In a typical example of citation analysis it was noted that only one quarter of all citations are essential. Essential citations are often re-citations in the same publication. Bridging the relation between metrics and social implications (see further) the question “Does more team work lead to more retractions?”was given as food for thought to the audience. Combining different aspects a participant introduced the notion of convergence. Here convergence is meant in the sense of the coming together of insights and approaches from originally distinct fields. This led to a discussion of the question: what is the relationship between "data driven" discovery and convergence.
Points made about digital innovation include:
Queries can result in too much or too little information;
How do we find the origin of ideas or of disciplines?
The path from digital library to digital librarian;
Smart cities (characterized among others by many digital innovations);
Going from systems to cloud services;
Can digital innovations help to battle data (information?) overload? On this point it was suggested that constructing representative subsets may be an important step forward.
Other contributors discussed the assessment of indicators for the economic impact of universities. Science-industry linkages in patents; various types of non-patent linkages besides scientific articles, such as books, handbooks, webpages, reports. Also the following topics received due attention: Tech Mining, data mining, foresight and technology roadmapping.
An interesting observation made in this context was the difference between a professional referent (patent examiner) and a non-professional (the scientist when drawing a reference list for an article).

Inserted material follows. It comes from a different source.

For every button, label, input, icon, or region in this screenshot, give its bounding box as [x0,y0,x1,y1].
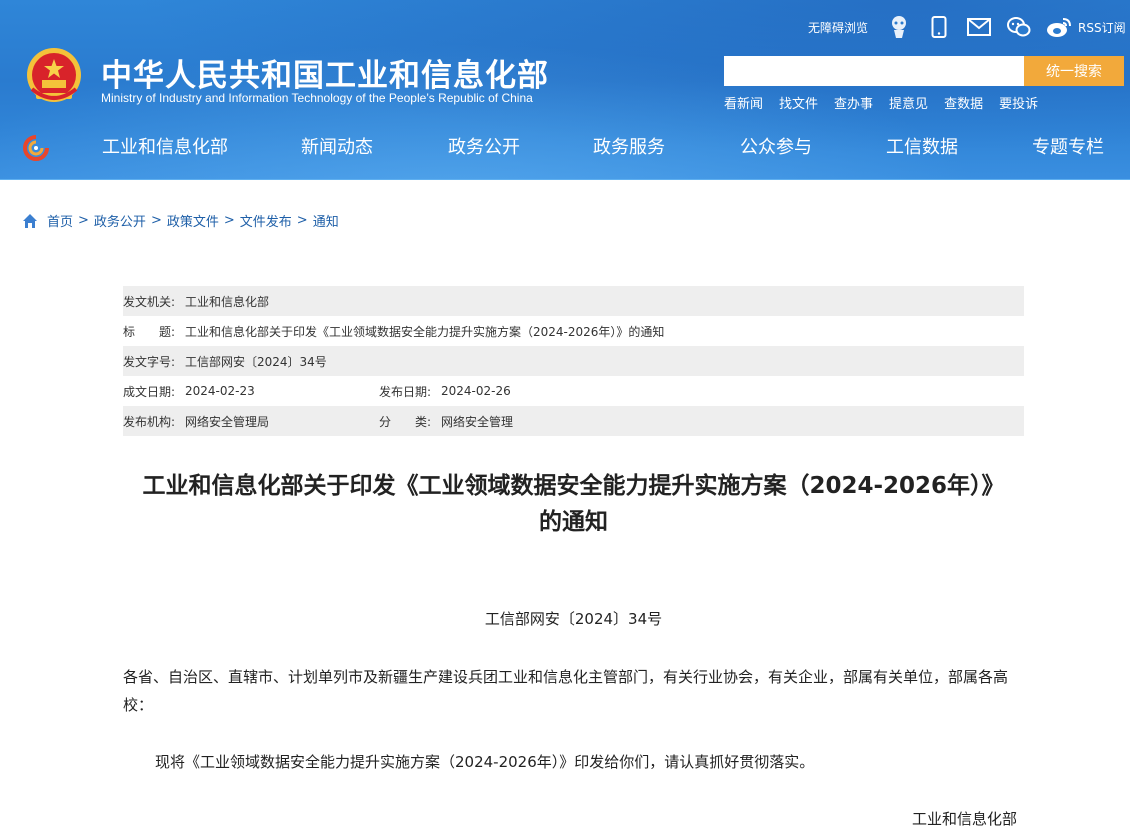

When studying networks a multi-layer approach should in many cases be the preferred approach. One should, moreover, include indirect connections provided by neighbors of neighbors etc.
Another contribution emphasized how to find key nodes in collaborative networks: using amplitude and intensity.
Next to informetrics, bibliometrics, and altmetrics attention was given to the notion of entitymetrics, referring to the measurement of the impact of knowledge units. Such entities are embedded units in knowledge databases. Network features of such entities may lead to the detection of outstanding interactions between these entities.
How did scientists move from the semantic web to the Knowledge Web?
Finally, it was correctly observed that, when it comes to practical social networks and social media there often are no costs associated with use and non-use of social media. So how can brand loyalty be enhanced? The example of KAIXIN001 provided a case in China where, obviously, brand loyalty was very low.
Information and data operate among and between humans. Hence they involve social aspects of different kinds. Among these the following were explicitly mentioned:
Social aspects vs. technical aspects: knowledge science vs. knowledge engineers;
Any technology has some weakness, which can be exploited by those looking for it (cyber criminals);
It was stated that “Everyone you meet knows something you do not know”, illustrating the importance of life-long learning;
Data is not (just) a road to commercialization;
Importance of data science to society;
The network society is a society of data: big data and big noises;
Data handling involves ethical issues e.g. for those dealing with medical and other sensitive data.
Retractions vs. integrity.
In short, participants of the conference emphasized the convergence of data science, computer science, and information science, enabling data-driven knowledge discovery to support research, learning, governance, and social &economic development in a big data environment. Yet, they also placed this in the context of future libraries.